Fuimos
como aquella tarde, fuimos fugaces, instintivos y cariñosos. Fuimos agua, luz y
polvo. Fuimos como un día tropical en un país del Norte.
Teníamos
ambos unas sensaciones contrarias, confusos porque habíamos discutido la noche
anterior. Nos costó ser valientes y verter nuestra confianza en alguien de otro
país que conocíamos como quien conoce a un vecino.
Apenas
vestíamos ropa, un bañador y poco más. Pasamos una tarde agradable, nos
bañamos, y se fueron los amigos. Decidimos quedarnos, a pesar de estar avisados.
Y
llego en viento, cálido a la vez que huracanado, que recorría nuestros cuerpos,
y no frenaba. Nos pilló medio sentados, haciendo el mongo, como siempre.
Ahuyentó a la mayoría, hicieron bien. Fue entonces cuando nos miramos a los
ojos. Una de las primeras veces que lo hacíamos, al menos, de aquella manera.
No era excesivamente tarde, pero si nos quedábamos sí lo sería. Y esa mirada
fue definitiva. Nos lo preguntamos, y ni nos respondimos, ambos sabíamos la
respuesta.
Guardamos
la guitarra, las botellas y los otros pocos bártulos que descansaban en el
césped. Ahora sí, nos estiramos en la sábana que habíamos traído de la
residencia donde vivíamos. La lluvia llegó pronto, como en cuentagotas. Era
gruesa y en parte dolía, pero no importaba, nada ya importaba. A pesar de venir
del Sur teníamos demasiado calor y estábamos muy acostumbrados al frío que
hacía en aquella ciudad.
Nos
pusimos de pie. La abracé, la protegí del viento y la lluvia con mi espalda, y
le intenté buscar la boca. La conocía bien, nunca regalaba besos, te los tenías
que ganar. Lo máximo que conseguí fue rozarle suavemente los labios; y nos
volvimos a abrazar. Nunca olvidaré esa calidez, como esos postres de chocolate
que están calientes por dentro y fríos por fuera. Quizás pasaron cinco minutos,
pero parecieron cinco segundos. Si alguien hubiese tomado una foto en ese
momento, estoy seguro que habría ganado premios.
Llovía
más fuerte y la temperatura de nuestros cuerpos bajó. Estábamos empapados y ya
no sentíamos los más de 35 grados que hacía. Entonces le rocé la nariz con mi
nariz, como hacían los esquimales, nos encantaba hacer eso. Fue muy dulce,
seguramente la vez que más lo fue. Y nos besamos.
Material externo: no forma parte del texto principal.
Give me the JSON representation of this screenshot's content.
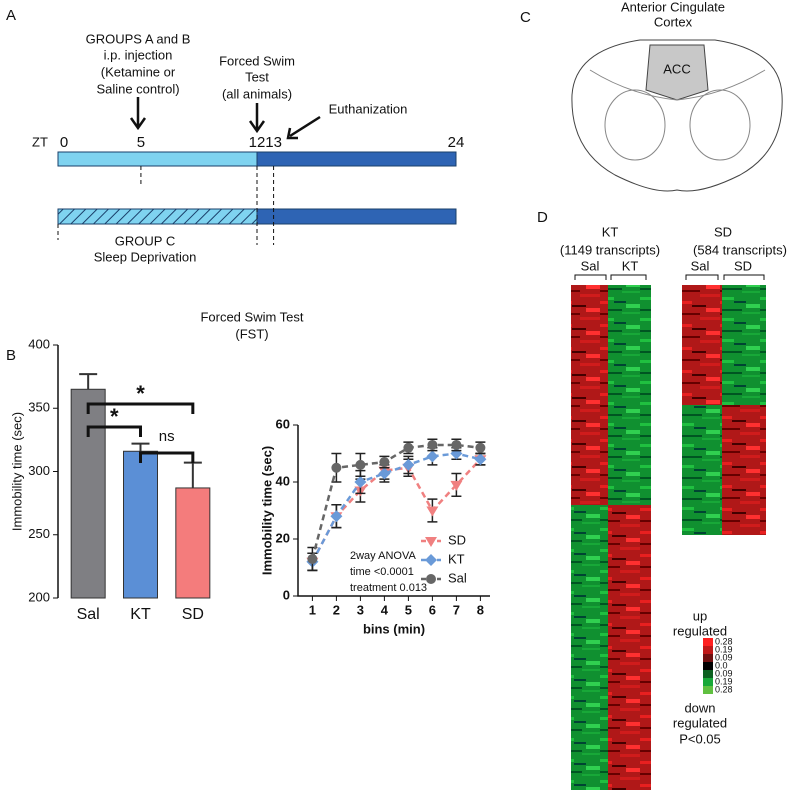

Y sentimos como la pasión se
apoderaba de nosotros al mismo tiempo que la humedad y la convicción de lo que
sentíamos el uno por el otro iba en aumento.
No
pudimos aguantar más. Recogimos las cosas y nos refugiamos debajo de un árbol,
pero fue en vano, no había lugar que pudiera protegernos. Incluso el último
grupo de alemanes, con cervezas a dos manos, se había ido corriendo.
Nos
pusimos la sábana por encima, cogimos las cosas como pudimos y empezamos a
andar. Éramos torpes, no sincronizábamos los pasos, ni teníamos bien sujetas
las bolsas. Seguimos andando, hasta que nos rendimos. No queríamos seguir
luchando contra la naturaleza, solo queríamos besarnos. Y lo hicimos. Nos dimos
cuenta de donde estábamos, como estábamos y con quien estábamos. Fue uno de los
besos más especiales que nunca he tenido. La saliva se mezclaba con el agua, no
sabíamos parar.
La
sábana estaba ya demasiado mojada. Corrimos hacia un puente, para refugiarnos
bajo él. Allí encontramos a los pobres refugiados que no quisieron que les
pillara la lluvia, aunque sí lo hizo. Había una familia india de esas de diez
miembros o más, una pareja joven, otra familia con un niño en brazos y otro a
los pies, y tres jóvenes fumando porros y bebiendo cerveza. También había una
barbacoa, aún en ascuas. Me acerqué a ella, y ella vino sin vacilar, como un
imán.
Mientras entrabamos en calor nos volvimos a abrazar. Y le canté una canción al oído, una de esas que hablaba de lo borracho y lo loco que estaba. Ella entendía algo de español y le gustó, le gustó mucho. Y a mí. Aun no entiendo por qué no lloré en ese momento.
Fuimos
como aquella tarde, fuimos fugaces, instintivos y cariñosos. Fuimos agua, luz y
polvo. Fuimos como un día tropical en un país del Norte.
Y la
lluvia cesó, y nos cogimos de la mano, y echamos a andar.